La gaveta de José Salvador y su vida entre tumbas

Con 50 años a cuestas y después de haber laborado en muchos oficios, 'Don Chava' llegó al panteón hace 4 meses, donde pasa las noches con tranquilidad, sin preocuparse por la mañana siguiente.

José Salvador, un hombre que vive en el cementerio.
Alberto Robledo Cervantes
La Laguna /

Casi por defecto las personas temen de los panteones, de los cementerios, la sola idea de pasar cerca durante la noche da una sensación helada recorriendo la columna vertebral.

A José Salvador no le ocurre lo mismo.
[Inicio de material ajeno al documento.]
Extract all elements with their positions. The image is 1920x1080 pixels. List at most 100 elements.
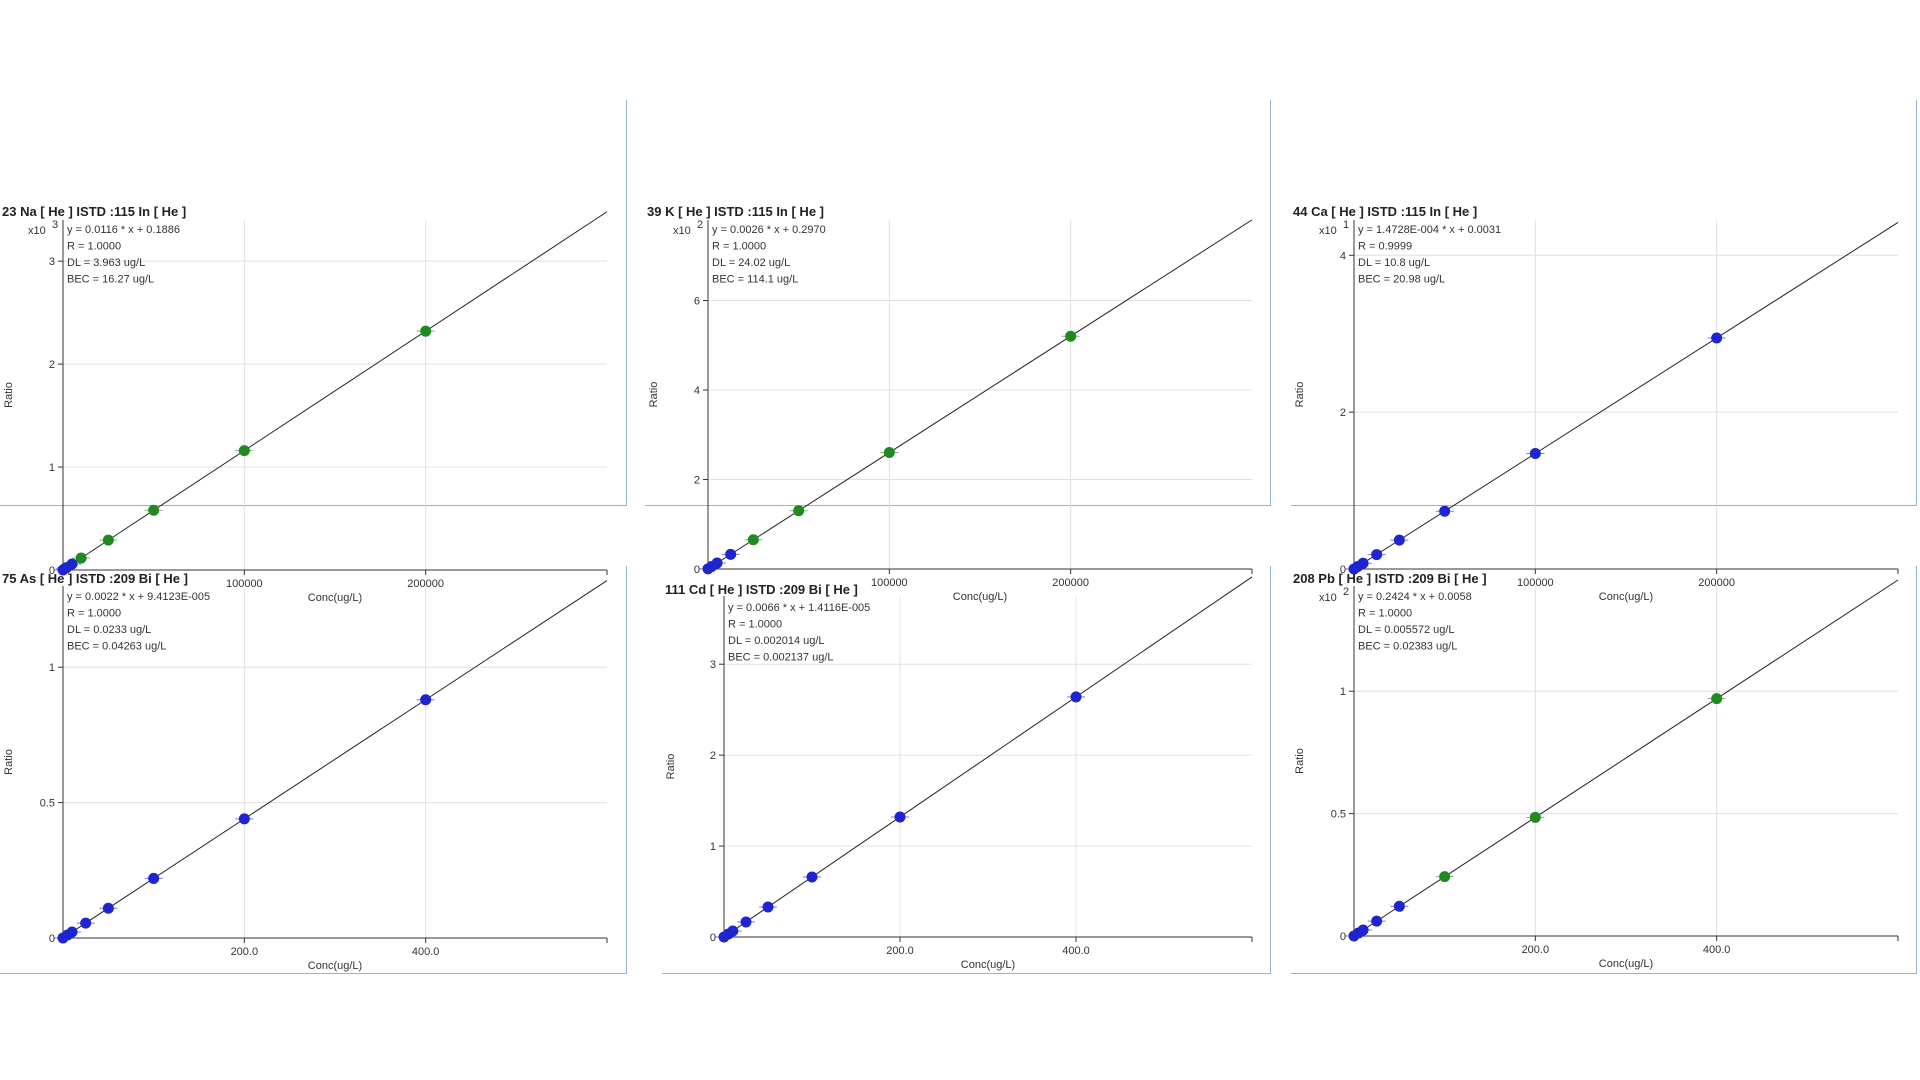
point-marker	[1357, 557, 1369, 569]
calibration-point	[1061, 330, 1080, 342]
fit-statistic: DL = 0.0233 ug/L	[67, 624, 151, 636]
fit-statistic: DL = 24.02 ug/L	[712, 257, 790, 269]
y-tick-label: 0.5	[1331, 809, 1346, 821]
point-marker	[148, 872, 160, 884]
y-tick-label: 0	[694, 564, 700, 576]
calibration-point	[737, 916, 755, 928]
chart-title: 44 Ca [ He ] ISTD :115 In [ He ]	[1293, 204, 1477, 219]
fit-statistic: DL = 0.005572 ug/L	[1358, 624, 1455, 636]
fit-statistic: y = 0.0022 * x + 9.4123E-005	[67, 591, 210, 603]
fit-statistic: R = 0.9999	[1358, 241, 1412, 253]
calibration-fit-line	[707, 219, 1253, 570]
chart-panel-pb: 200.0 400.0 0 0.5 1 208 Pb [ He ] ISTD :209 B…	[1291, 566, 1917, 974]
calibration-plot-k: 100000 200000 0 2 4 6 39 K [ He ] ISTD :115 In…	[647, 204, 1253, 603]
calibration-point	[144, 504, 163, 516]
x-tick-label: 100000	[1517, 577, 1554, 589]
point-marker	[1070, 691, 1082, 703]
x-tick-label: 400.0	[1703, 944, 1731, 956]
calibration-point	[803, 871, 821, 883]
point-marker	[747, 534, 759, 546]
y-tick-label: 0	[1340, 931, 1346, 943]
y-tick-label: 0	[49, 933, 55, 945]
chart-panel-na: 100000 200000 0 1 2 3 23 Na [ He ] ISTD :115 I…	[0, 100, 627, 604]
fit-statistic: R = 1.0000	[1358, 608, 1412, 620]
calibration-point	[235, 445, 254, 457]
fit-statistic: y = 0.0066 * x + 1.4116E-005	[728, 602, 870, 614]
y-tick-label: 0.5	[40, 798, 55, 810]
point-marker	[806, 871, 818, 883]
x-tick-label: 200000	[1052, 577, 1089, 589]
fit-statistic: R = 1.0000	[728, 619, 782, 631]
calibration-plot-cd: 200.0 400.0 0 1 2 3 111 Cd [ He ] ISTD :209 Bi…	[665, 576, 1253, 971]
point-marker	[725, 548, 737, 560]
point-marker	[75, 552, 87, 564]
calibration-point	[99, 902, 118, 914]
calibration-point	[880, 447, 899, 459]
y-multiplier: x10	[28, 225, 46, 237]
point-marker	[740, 916, 752, 928]
point-marker	[711, 557, 723, 569]
point-marker	[148, 504, 160, 516]
point-marker	[1065, 330, 1077, 342]
point-marker	[894, 811, 906, 823]
fit-statistic: BEC = 16.27 ug/L	[67, 274, 154, 286]
point-marker	[1711, 693, 1723, 705]
calibration-point	[99, 534, 118, 546]
y-tick-label: 2	[710, 750, 716, 762]
x-tick-label: 200000	[407, 578, 444, 590]
calibration-point	[723, 925, 742, 937]
y-tick-label: 1	[49, 462, 55, 474]
point-marker	[238, 813, 250, 825]
calibration-point	[76, 917, 95, 929]
calibration-point	[744, 534, 763, 546]
calibration-plot-ca: 100000 200000 0 2 4 44 Ca [ He ] ISTD :115 In…	[1293, 204, 1899, 603]
calibration-point	[891, 811, 909, 823]
fit-statistic: BEC = 20.98 ug/L	[1358, 274, 1445, 286]
chart-title: 208 Pb [ He ] ISTD :209 Bi [ He ]	[1293, 571, 1487, 586]
y-axis-label: Ratio	[1294, 748, 1306, 774]
calibration-point	[789, 505, 808, 517]
y-multiplier: x10	[1319, 225, 1337, 237]
chart-panel-as: 200.0 400.0 0 0.5 1 75 As [ He ] ISTD :209 Bi…	[0, 566, 627, 974]
y-multiplier-exponent: 1	[1343, 219, 1349, 231]
calibration-point	[1526, 447, 1545, 459]
x-axis-label: Conc(ug/L)	[308, 592, 362, 604]
point-marker	[66, 926, 78, 938]
calibration-point	[1367, 915, 1386, 927]
fit-statistic: BEC = 114.1 ug/L	[712, 274, 798, 286]
calibration-point	[63, 558, 82, 570]
y-tick-label: 2	[1340, 407, 1346, 419]
x-tick-label: 400.0	[412, 946, 440, 958]
point-marker	[727, 925, 739, 937]
calibration-point	[416, 325, 435, 337]
fit-statistic: DL = 0.002014 ug/L	[728, 635, 825, 647]
x-axis-label: Conc(ug/L)	[1599, 591, 1653, 603]
point-marker	[1371, 915, 1383, 927]
point-marker	[1393, 900, 1405, 912]
fit-statistic: y = 1.4728E-004 * x + 0.0031	[1358, 224, 1501, 236]
y-tick-label: 4	[1340, 250, 1346, 262]
fit-statistic: BEC = 0.04263 ug/L	[67, 641, 166, 653]
y-multiplier: x10	[1319, 592, 1337, 604]
calibration-fit-line	[723, 576, 1253, 938]
calibration-point	[1390, 900, 1409, 912]
point-marker	[102, 902, 114, 914]
chart-title: 75 As [ He ] ISTD :209 Bi [ He ]	[2, 571, 188, 586]
point-marker	[793, 505, 805, 517]
calibration-point	[1367, 549, 1386, 561]
point-marker	[762, 901, 774, 913]
x-axis-label: Conc(ug/L)	[1599, 958, 1653, 970]
fit-statistic: BEC = 0.02383 ug/L	[1358, 641, 1457, 653]
x-axis-label: Conc(ug/L)	[961, 959, 1015, 971]
chart-panel-k: 100000 200000 0 2 4 6 39 K [ He ] ISTD :115 In…	[645, 100, 1271, 603]
x-tick-label: 200.0	[231, 946, 259, 958]
fit-statistic: y = 0.2424 * x + 0.0058	[1358, 591, 1472, 603]
fit-statistic: DL = 10.8 ug/L	[1358, 257, 1430, 269]
calibration-point	[1435, 871, 1454, 883]
y-tick-label: 3	[49, 256, 55, 268]
y-axis-label: Ratio	[1294, 382, 1306, 408]
calibration-point	[759, 901, 777, 913]
y-tick-label: 0	[710, 932, 716, 944]
calibration-point	[1707, 332, 1726, 344]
Desde hace 4 meses el señor de 50 años, habita en uno de los panteones de La Laguna, donde duerme en una cripta, bajo tierra.

Toda su vida la ha pasado en la región, manteniendo desde siempre una idea de arraigo hacia su tierra.

Su familia, esposa e hijos, se mudaron a Ciudad Juárez pero él no los siguió, "¿para qué? ¿Yo que voy a hacer allá? Está mejor aquí, aquí me quedo, aquí nací". Se quedó en solitario y se acercó a su ahora hogar.

No obstante su arraigo, se le podría llamar un nómada. Una vez que terminó el sexto de primaria, contó, se la pasó de un lado a otro, de casa en casa, de trabajo en trabajo (en la obra, como vocero y cuanta cosa se le ha ocurrido), "yo me la paso nomás ansina".

[OBJECT]Pensar que alguien vive en un panteón refiere a una persona con una vida complicada, a quien la buena suerte le ha dado la espalda, o bien, a alguien que cometió errores que lo llevaron a su actual condición. Pero no.

"¿Qué es eso? ¿Qué son las complicaciones?", responde cuando se le pregunta por cuáles complicaciones ha atravesado en su vida. "No he tenido ninguna parte difícil, así me la paso. La he pasado bien" y se ríe tímidamente.

Cuando llegó a instalarse en una de las gavetas de la cripta del panteón, trabajaba como vocero de un diario local.

Pasados los 3 meses perdió su empleo. Ahora se dedica a ayudar a quienes visitan a sus familiares fallecidos, acarreándoles agua para limpiar la lápida, guiándolos entre los muertos, limpia los sitios del eterno descanso a cambio de una propina.

Así la pasa el día entero y le gusta. Desde que salió de primaria se ha dedicado a hacer muchos trabajos en temporadas cortas y ha sus 50 años el plan no ha cambiado.

"Ansina me la paso. Así es mi vida, a veces ayudo en lo que me ocupan. Es trabajo y eso fue lo que decidí, se la pasa uno chido. Ya sabrá Dios qué sucede en la vida".

Contó por la noche haber visto algunas cosas, personas a las que no había visto entrar, pasearse entre las lápidas y señala los lugares, pero sin mutar al miedo.

Las noches las pasa como si nada dentro de su gaveta, bañándose a jicarazos en una esquina de la cripta, tranquilo y sin preguntarse qué pasará el día de mañana.